Pérmico

    Último de los seis periodos geológicos en que se divide la era paleozoica. Comenzó hace unos 300 millones de años y finalizó hace unos 250. Se divide en tres épocas: inferior, media y superior, que a su vez se subdividen en edades, en función de los diferentes registros fósiles originados en los mismos.

    Durante el pérmico la mayor parte de las masas terrestres del planeta formaban un gran supercontinente, llamado Pangea, con la excepción de algunas partes que continuaban aisladas y que correspondían a la parte oriental de la actual Asia. Pangea estaba centrado respecto al ecuador y se encontraba rodeado por un inmenso océano, Panthalassa. En la costa oriental del supercontinente estaba comenzando a abrirse un enorme golfo, que daría lugar al mar de Tethys.

    A comienzos de este periodo la Tierra se encontraba sumida en una edad de hielo.
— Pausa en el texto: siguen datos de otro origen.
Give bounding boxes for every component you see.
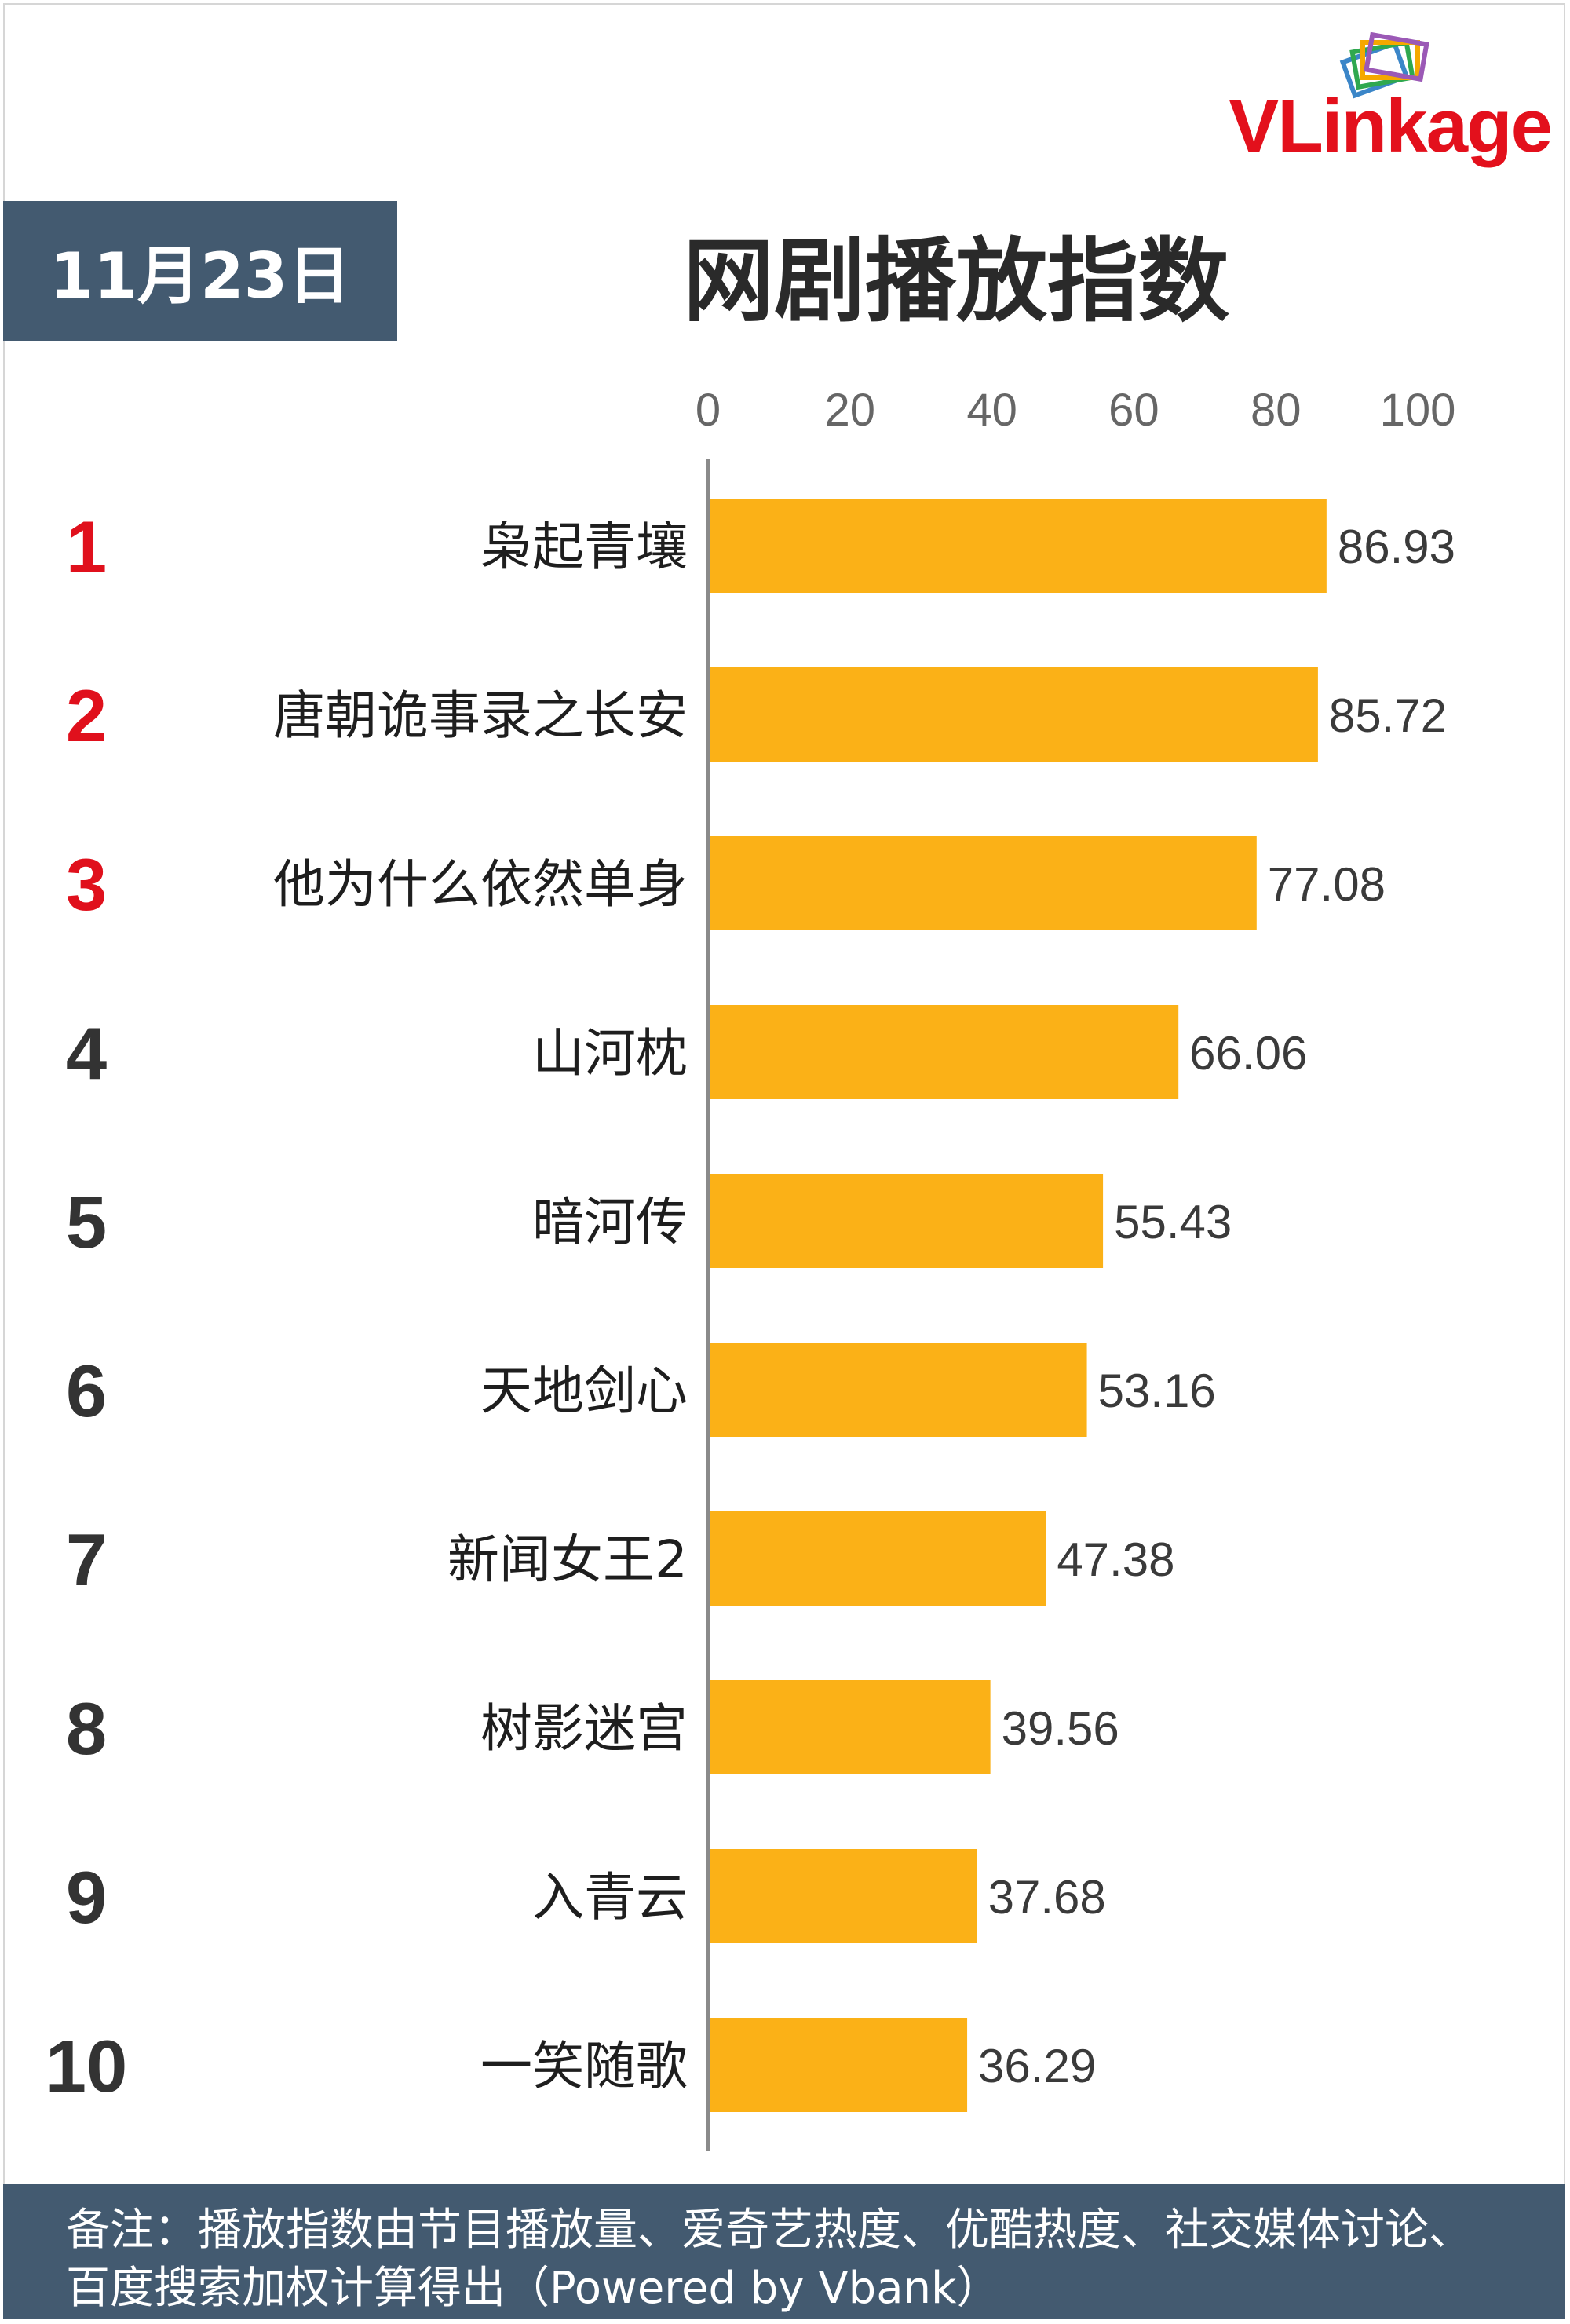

Sin embargo, hacia mediados del mismo la temperatura global comenzó a ascender y los glaciares retrocedieron. Hoy se admite que la mayor parte de Pangea era terreno árido, donde predominaba el clima continental. Sufría notables variaciones de temperatura y precipitaciones entre las estaciones, a causa de la reducida influencia que el océano tenía como moderador climático, dada la magnitud del supercontinente. El calentamiento prosiguió hasta el final del periodo.

    Las formas marinas de vida más abundantes fueron los moluscos, los equinodermos y los braquiópodos. Dos tipos de invertebrados en concreto sirven para identificar los estratos pérmicos: los fusulinidos, pertenecientes a los braquiópodos, y los ammonoideos, un tipo de cefalópodos provistos de concha. Los trilobites desaparecieron. En tierra, el comienzo del periodo se vio dominado por los anfibios y los pelicosaurios. Posteriormente surgieron los terápsidos, entre los que destacaron los dicinodontes. Hacia el final de pérmico aparecieron los primeros arcosaurios, que en periodos posteriores darán lugar a los dinosaurios. También próximos a la conclusión del periodo, hicieron acto de presencia los cinodontes, a partir de los cuales evolucionaron los mamíferos. Los insectos experimentaron una notable diversificación. Surgieron, entre otros, los coleópteros (escarabajos) y los dípteros (moscas).

    La fauna vegetal del pérmico experimentó un cambio, desde los grandes bosques pantanosos característicos del carbonífero, hacia especies de coníferas más desarrolladas y vegetales, en general más adaptados al calentamiento gradual que el planeta estaba experimentando. Aparecieron especies como los ginkgos y las cícadas.

    El pérmico concluyó con la mayor extinción masiva sufrida por el planeta, conocida como extinción del pérmico-triásico. Desapareció más del 90% de las especies marinas y casi el 70% de las terrestres. Las razones, al igual que sucede con los demás fenómenos de extinción, se desconocen. Se especula con que pudo producirse una gran emisión de gas sulfuroso por parte del agua de los océanos, debido a una proliferación de bacterias generadoras de este tipo de gas. En consecuencia, los niveles de gas sulfuroso en la atmósfera habrían aumentado gradualmente, hasta alcanzar niveles tóxicos, y afectado a la capa de ozono, destruyéndola. El impacto de un gran meteorito es otra de las varias hipótesis que se manejan.